Freedman quotes Olufemi Taiwo, author of How Colonialism Preempted Modernity in Africa:
Under colonialism, there’s a tension between the missions and the colonial authorities. There was a missionary idea that black people could be modern. And most churches cannot come out and say some people are not human. So you might have a patronizing attitude, but if you don’t think Africans can benefit from education, why would you set up schools?
Freedman cites Mandela’s autobiography where he reflects on his university experience: “For young black South Africans like myself, it was Oxford and Cambridge, Harvard and Yale, all rolled into one.” During his time at university, Mandela studied Latin and Physics, participated in the drama society, ran cross country and lived in a multiracial hostel. He saw life from a different perspective.
This isn’t an attempt to romanticize Christianity and its enablement of colonialism. No Jew in their right mind would pursue such a course. To this end, Freedman cites Richard Elphick, author of The Equality of Believers:
I’m not making missionaries heroes. Missionaries and other white Christians were alarmed by the idea that the equality of all people before God means they should be equal in public life. But the equality of believers is an idea they dropped into South Africa. And it was constantly reinforced in the schools. And that made it a dangerous idea.
The upshot of all of this is that Christianity worked against its own grain – at least how Christianity perceived itself. Christianity’s form of colonialism held within itself the seeds of its own destruction.
In a different era but not so far removed historically, are we seeing these same unintended consequences in Israel and Jewish life? After all, Israel is nowhere seen anymore, even within large parts of Israel, as a liberation movement. Israel conquering Jerusalem and the West Bank, while sealing off Gaza, has made Israel less and less popular among Jews. Meanwhile Israeli colonialism has become the major contemporary breeding ground for the Jewish prophetic.

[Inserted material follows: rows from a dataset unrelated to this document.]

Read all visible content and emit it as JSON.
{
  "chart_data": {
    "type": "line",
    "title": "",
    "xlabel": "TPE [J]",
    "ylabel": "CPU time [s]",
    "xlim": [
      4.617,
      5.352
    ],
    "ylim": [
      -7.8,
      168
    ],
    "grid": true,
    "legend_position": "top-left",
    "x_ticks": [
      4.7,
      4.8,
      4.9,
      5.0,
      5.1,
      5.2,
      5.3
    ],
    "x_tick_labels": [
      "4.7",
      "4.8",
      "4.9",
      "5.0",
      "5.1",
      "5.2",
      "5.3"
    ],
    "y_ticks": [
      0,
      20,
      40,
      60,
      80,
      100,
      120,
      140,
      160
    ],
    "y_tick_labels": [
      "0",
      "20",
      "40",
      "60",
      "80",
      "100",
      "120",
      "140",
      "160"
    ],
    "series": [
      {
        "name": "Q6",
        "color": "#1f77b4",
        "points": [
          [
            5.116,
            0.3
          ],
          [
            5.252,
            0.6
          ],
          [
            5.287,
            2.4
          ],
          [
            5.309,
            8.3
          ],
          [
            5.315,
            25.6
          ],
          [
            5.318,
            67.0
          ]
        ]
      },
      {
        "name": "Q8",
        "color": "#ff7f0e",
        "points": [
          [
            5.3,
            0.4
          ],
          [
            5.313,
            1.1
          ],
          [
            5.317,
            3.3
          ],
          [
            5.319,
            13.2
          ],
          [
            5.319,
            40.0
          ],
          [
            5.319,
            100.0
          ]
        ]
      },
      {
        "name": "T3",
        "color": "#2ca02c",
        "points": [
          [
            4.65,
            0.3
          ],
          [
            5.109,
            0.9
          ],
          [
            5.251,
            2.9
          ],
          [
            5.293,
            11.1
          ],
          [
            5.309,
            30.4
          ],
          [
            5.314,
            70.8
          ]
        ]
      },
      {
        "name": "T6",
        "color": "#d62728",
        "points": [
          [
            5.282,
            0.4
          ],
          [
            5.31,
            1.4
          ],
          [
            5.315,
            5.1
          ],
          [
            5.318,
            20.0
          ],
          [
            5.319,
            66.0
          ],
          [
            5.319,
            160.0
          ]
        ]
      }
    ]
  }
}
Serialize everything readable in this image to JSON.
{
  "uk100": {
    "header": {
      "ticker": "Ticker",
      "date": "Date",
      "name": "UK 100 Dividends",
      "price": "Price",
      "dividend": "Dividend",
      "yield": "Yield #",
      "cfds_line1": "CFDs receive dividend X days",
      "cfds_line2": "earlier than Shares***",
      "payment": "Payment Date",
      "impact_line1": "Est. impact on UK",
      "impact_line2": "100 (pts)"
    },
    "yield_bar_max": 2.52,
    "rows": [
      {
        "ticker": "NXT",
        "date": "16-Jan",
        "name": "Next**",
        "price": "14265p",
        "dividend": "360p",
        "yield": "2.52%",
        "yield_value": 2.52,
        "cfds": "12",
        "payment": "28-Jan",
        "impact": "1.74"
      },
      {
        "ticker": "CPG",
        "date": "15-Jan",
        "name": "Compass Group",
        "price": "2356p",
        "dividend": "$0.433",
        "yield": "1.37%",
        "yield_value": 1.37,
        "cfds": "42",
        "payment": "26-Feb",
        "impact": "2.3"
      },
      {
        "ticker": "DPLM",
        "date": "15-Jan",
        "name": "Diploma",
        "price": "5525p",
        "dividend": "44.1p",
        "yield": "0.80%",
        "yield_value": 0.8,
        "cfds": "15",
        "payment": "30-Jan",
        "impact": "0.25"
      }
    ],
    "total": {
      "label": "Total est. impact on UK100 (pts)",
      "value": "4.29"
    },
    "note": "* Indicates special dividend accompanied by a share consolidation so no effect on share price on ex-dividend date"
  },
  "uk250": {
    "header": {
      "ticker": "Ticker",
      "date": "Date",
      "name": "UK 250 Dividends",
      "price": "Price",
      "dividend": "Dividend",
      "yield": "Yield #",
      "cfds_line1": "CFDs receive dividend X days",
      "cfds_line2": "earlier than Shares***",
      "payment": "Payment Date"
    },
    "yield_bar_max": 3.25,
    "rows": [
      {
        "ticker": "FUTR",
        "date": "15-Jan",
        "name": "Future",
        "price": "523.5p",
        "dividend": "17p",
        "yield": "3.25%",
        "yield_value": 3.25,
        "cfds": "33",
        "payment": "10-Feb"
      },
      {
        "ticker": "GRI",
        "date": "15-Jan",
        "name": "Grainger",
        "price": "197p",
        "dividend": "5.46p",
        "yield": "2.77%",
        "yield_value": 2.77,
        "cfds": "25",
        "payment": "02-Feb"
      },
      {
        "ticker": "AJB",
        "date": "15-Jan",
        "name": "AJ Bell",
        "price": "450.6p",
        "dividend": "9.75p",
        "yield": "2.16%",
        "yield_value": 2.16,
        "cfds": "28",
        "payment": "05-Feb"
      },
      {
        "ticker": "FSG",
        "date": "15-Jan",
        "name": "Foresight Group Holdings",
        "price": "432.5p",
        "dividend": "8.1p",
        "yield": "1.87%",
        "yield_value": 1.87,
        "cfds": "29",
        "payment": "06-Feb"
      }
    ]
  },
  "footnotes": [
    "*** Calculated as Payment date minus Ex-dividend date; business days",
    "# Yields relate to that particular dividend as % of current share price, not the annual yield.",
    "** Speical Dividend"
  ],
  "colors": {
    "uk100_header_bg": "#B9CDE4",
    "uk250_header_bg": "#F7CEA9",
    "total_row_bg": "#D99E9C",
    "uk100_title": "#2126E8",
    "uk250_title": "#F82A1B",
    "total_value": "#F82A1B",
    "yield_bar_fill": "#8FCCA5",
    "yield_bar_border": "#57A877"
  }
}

Just some years after Mandela’s education, the major thrust in Jewish life was the necessity of Jewish empowerment in Israel in light of the Holocaust. Decades later the question is whether Israel can survive the explosion of the Jewish prophetic.
On the Christian side today, itself an inheritor of Christianity’s ambiguous legacy, the involvement in the Holocaust and support in Israel has waned. Today mainstream Christian denominational support is for various forms of BDS. This shift has to do with the unintended consequences of Israel’s military success. Large parts of the Christian world have undergone a de-colonial shift precisely at the time that Israel has become a major colonial power.
Unintended consequences. Will this also apply to the extreme pressure being placed on Palestinians for signing away their birthright?
The approaching New Year will tell us much about the unintended consequences of Israel’s unbridled violence and power. The question is which side of history we are on and what we can do when the consequences become clear-cut.